In the code, I see the following implementation which I am not able to map any step in the paper. Especially I can’t understand the purpose of “return h_item_dst + self.sage(blocks, h_item)” line in get_repr function. Why are the node features of “DST” nodes are added to output of GCN layers?

class PinSAGEModel(nn.Module):
def __init__(self, full_graph, ntype, textsets, hidden_dims, n_layers):

    self.proj = layers.LinearProjector(full_graph, ntype, textsets, hidden_dims)
    self.sage = layers.SAGENet(hidden_dims, n_layers)
    self.scorer = layers.ItemToItemScorer(full_graph, ntype)

def forward(self, pos_graph, neg_graph, blocks):
    h_item = self.get_repr(blocks)
    pos_score = self.scorer(pos_graph, h_item)
    neg_score = self.scorer(neg_graph, h_item)
    return (neg_score - pos_score + 1).clamp(min=0)

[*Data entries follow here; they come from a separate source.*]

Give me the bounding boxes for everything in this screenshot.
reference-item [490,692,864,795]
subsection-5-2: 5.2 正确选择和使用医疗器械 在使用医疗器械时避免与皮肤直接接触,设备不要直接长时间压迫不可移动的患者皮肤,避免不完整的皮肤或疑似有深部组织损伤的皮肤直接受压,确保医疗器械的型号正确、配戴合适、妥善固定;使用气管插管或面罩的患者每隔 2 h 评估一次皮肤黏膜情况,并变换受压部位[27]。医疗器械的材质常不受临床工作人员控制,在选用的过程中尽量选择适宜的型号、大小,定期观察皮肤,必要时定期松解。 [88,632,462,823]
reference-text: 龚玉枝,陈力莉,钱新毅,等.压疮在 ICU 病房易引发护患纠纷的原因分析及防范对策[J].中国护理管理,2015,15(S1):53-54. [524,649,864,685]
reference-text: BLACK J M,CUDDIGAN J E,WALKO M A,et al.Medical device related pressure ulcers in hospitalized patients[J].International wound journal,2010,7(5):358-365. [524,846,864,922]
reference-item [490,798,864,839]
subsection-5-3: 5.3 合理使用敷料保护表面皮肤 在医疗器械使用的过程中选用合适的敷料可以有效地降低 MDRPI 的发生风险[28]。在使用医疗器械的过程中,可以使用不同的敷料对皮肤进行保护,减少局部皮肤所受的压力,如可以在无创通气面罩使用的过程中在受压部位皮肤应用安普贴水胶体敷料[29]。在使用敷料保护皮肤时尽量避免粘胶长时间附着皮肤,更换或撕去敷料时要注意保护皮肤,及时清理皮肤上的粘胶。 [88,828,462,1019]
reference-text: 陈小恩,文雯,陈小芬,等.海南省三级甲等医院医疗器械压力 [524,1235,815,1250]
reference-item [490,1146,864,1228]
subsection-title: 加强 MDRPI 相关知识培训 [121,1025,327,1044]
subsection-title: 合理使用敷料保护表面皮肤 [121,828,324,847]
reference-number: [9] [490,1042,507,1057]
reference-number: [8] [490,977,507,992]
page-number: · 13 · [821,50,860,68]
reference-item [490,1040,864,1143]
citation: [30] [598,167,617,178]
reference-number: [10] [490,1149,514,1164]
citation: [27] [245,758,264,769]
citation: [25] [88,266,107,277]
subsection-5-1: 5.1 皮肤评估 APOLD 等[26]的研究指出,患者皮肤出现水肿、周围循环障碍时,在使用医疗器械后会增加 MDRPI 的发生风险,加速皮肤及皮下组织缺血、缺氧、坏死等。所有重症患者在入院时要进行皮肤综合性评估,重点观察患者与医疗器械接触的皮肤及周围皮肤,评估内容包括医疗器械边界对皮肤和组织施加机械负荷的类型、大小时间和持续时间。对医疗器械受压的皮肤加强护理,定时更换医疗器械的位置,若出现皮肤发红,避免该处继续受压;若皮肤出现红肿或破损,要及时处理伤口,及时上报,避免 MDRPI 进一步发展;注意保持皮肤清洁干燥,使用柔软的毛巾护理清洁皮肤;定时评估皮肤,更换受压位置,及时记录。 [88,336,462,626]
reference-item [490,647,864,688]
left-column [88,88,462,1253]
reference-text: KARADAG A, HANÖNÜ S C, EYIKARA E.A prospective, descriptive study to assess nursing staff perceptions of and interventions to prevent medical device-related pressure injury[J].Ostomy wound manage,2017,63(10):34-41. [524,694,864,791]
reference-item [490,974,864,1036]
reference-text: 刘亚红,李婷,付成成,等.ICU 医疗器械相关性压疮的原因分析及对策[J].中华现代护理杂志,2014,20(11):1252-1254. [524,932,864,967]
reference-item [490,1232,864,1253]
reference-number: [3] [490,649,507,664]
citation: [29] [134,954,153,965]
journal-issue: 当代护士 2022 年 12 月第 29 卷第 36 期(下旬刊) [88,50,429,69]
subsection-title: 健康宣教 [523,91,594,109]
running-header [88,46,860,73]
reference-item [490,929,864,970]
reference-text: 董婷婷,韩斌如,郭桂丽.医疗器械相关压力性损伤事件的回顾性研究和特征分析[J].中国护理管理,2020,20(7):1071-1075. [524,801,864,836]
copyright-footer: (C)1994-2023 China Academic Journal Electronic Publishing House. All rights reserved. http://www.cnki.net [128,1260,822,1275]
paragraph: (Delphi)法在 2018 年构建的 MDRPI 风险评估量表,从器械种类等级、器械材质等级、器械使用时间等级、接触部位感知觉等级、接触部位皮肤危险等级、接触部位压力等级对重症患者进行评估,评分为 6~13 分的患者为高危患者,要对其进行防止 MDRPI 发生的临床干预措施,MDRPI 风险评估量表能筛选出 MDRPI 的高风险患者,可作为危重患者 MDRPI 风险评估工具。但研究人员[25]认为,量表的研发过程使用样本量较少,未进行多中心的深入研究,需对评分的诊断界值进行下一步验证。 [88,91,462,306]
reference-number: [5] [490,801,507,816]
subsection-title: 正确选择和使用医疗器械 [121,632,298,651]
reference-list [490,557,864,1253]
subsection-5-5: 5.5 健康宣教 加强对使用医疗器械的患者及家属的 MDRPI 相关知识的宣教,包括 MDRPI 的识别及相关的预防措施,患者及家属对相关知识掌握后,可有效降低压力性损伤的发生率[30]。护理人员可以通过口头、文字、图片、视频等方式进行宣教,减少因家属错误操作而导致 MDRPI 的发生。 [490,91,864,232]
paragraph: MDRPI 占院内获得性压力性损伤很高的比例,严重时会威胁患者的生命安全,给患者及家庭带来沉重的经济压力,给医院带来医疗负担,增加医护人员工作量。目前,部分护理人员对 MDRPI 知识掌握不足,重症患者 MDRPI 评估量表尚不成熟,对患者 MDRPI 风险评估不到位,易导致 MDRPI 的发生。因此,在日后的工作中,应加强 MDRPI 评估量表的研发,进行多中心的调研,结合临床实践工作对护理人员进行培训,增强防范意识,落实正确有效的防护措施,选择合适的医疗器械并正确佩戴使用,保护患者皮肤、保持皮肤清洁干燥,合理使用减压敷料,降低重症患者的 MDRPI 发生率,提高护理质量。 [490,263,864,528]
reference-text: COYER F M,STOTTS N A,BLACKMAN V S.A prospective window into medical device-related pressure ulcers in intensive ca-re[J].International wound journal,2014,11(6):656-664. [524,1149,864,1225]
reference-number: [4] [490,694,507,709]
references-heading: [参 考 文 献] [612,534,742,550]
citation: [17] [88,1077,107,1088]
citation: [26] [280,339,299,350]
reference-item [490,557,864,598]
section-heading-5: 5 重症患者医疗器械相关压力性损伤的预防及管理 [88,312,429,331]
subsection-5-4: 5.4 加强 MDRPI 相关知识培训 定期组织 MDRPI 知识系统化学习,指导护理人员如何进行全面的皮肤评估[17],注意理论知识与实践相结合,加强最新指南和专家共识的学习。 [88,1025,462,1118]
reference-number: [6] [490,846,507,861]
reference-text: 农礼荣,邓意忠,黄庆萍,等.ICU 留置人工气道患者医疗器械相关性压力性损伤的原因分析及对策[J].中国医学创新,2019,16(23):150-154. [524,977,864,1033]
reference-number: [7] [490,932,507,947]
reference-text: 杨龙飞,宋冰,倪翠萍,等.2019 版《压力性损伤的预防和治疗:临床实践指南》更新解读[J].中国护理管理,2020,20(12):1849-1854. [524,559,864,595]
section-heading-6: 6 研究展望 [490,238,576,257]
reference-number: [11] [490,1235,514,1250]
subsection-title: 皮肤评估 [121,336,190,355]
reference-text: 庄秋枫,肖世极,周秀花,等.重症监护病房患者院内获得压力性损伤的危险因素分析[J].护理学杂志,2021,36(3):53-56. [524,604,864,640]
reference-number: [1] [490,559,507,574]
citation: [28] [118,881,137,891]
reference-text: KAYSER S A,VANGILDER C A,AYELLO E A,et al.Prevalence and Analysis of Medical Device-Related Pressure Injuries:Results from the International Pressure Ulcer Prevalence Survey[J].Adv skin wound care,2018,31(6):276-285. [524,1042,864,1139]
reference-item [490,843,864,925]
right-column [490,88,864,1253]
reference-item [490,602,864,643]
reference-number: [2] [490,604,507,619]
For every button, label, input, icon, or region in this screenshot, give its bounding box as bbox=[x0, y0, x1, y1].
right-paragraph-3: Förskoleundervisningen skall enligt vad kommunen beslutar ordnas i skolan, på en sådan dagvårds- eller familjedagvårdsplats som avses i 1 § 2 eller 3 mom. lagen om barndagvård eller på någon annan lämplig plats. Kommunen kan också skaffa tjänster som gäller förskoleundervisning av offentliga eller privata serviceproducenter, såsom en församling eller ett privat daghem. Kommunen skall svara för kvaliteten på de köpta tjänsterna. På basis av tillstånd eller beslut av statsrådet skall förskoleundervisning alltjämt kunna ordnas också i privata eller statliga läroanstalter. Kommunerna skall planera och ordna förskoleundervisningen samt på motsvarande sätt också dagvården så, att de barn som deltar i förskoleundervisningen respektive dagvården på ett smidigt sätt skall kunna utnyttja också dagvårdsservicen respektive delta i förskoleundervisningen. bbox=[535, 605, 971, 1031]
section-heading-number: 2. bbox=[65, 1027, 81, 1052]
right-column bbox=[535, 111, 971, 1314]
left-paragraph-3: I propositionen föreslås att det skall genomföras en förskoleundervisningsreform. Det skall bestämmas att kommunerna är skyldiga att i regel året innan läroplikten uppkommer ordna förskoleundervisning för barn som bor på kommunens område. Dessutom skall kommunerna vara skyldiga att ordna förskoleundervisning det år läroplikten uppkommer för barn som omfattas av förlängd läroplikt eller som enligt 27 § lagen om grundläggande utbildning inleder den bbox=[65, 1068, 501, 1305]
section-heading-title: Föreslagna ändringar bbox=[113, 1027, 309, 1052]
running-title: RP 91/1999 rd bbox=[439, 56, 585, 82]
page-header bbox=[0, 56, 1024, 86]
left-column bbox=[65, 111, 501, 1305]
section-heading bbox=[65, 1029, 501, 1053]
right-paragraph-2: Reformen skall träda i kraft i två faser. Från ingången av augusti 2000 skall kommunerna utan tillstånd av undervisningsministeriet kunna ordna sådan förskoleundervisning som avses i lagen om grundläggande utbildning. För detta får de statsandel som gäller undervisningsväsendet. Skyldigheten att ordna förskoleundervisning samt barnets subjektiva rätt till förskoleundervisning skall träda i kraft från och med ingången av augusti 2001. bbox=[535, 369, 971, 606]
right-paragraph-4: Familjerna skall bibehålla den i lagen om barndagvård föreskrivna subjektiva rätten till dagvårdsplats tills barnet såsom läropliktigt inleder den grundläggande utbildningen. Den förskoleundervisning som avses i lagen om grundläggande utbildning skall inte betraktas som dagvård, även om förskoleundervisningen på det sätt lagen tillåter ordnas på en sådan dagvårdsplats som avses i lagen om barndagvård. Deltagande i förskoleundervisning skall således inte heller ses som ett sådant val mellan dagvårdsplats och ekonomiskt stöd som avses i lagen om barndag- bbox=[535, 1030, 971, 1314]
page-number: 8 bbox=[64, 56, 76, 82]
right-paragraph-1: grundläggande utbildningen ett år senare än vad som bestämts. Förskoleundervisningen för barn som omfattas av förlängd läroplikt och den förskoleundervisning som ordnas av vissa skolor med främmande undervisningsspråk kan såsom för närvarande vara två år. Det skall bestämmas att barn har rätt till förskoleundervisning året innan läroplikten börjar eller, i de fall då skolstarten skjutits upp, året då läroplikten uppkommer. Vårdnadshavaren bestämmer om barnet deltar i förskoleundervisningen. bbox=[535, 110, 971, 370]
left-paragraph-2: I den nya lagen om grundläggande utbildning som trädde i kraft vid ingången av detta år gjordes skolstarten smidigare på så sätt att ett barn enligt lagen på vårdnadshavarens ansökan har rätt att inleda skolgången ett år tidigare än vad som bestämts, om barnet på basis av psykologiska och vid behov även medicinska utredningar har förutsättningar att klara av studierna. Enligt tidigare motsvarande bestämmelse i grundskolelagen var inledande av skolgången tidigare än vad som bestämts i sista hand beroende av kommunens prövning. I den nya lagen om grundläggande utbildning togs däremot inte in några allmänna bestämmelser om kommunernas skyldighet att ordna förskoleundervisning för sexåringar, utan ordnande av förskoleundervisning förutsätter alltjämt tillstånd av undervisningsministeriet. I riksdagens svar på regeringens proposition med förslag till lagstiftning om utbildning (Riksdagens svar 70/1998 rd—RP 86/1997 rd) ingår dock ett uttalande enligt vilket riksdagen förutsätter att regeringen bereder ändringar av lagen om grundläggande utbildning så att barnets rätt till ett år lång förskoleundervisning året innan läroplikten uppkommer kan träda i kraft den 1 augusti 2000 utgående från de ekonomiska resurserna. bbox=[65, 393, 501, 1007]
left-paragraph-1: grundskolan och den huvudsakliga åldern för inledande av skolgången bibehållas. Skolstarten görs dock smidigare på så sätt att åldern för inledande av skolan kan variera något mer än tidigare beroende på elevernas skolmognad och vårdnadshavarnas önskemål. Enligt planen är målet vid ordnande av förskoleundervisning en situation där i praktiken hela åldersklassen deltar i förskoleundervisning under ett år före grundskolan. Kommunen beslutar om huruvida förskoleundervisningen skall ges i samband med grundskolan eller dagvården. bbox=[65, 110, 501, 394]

def get_repr(self, blocks):
    h_item = self.proj(blocks[0].srcdata)
    h_item_dst = self.proj(blocks[-1].dstdata)
    return h_item_dst + self.sage(blocks, h_item)


Indeed my implementation is a bit different than the paper, mainly because the dataset I was working on is too different than Pinterest’s.

The CONVOLVE operations are implemented in layers.SAGENet module.

Line 15 to 17 is simply projecting PinSAGE output with an MLP as the final item representations.
However, when I compute item representations, I was adding the PinSAGE output (self.sage(blocks, h_item)) with the seed nodes’ own embeddings (h_item_dst). Also, note that the PinSAGE paper does not assign each item a learnable embedding, while in my implementation each node does get a learnable embedding. This is mainly because I found it working better on traditional recommender system datasets like MovieLens or Nowplaying-RS, where the features are not as rich and distinguishing as Pinterest’s.

The relevance score of an item pair is computed by self.scorer().

Another difference between the paper and my implementation is that in PinSAGE paper, they additionally have a labeled set of which item pairs are relevant, and they train the model in a supervised fashion. Instead, traditional recommender system datasets do not have such labels, so I’m adapting it to an unsupervised model where I try to predict whether two items are co-interacted by a user or not.

Hopefully that addresses your question. I’ll also note the difference from the paper in the README document.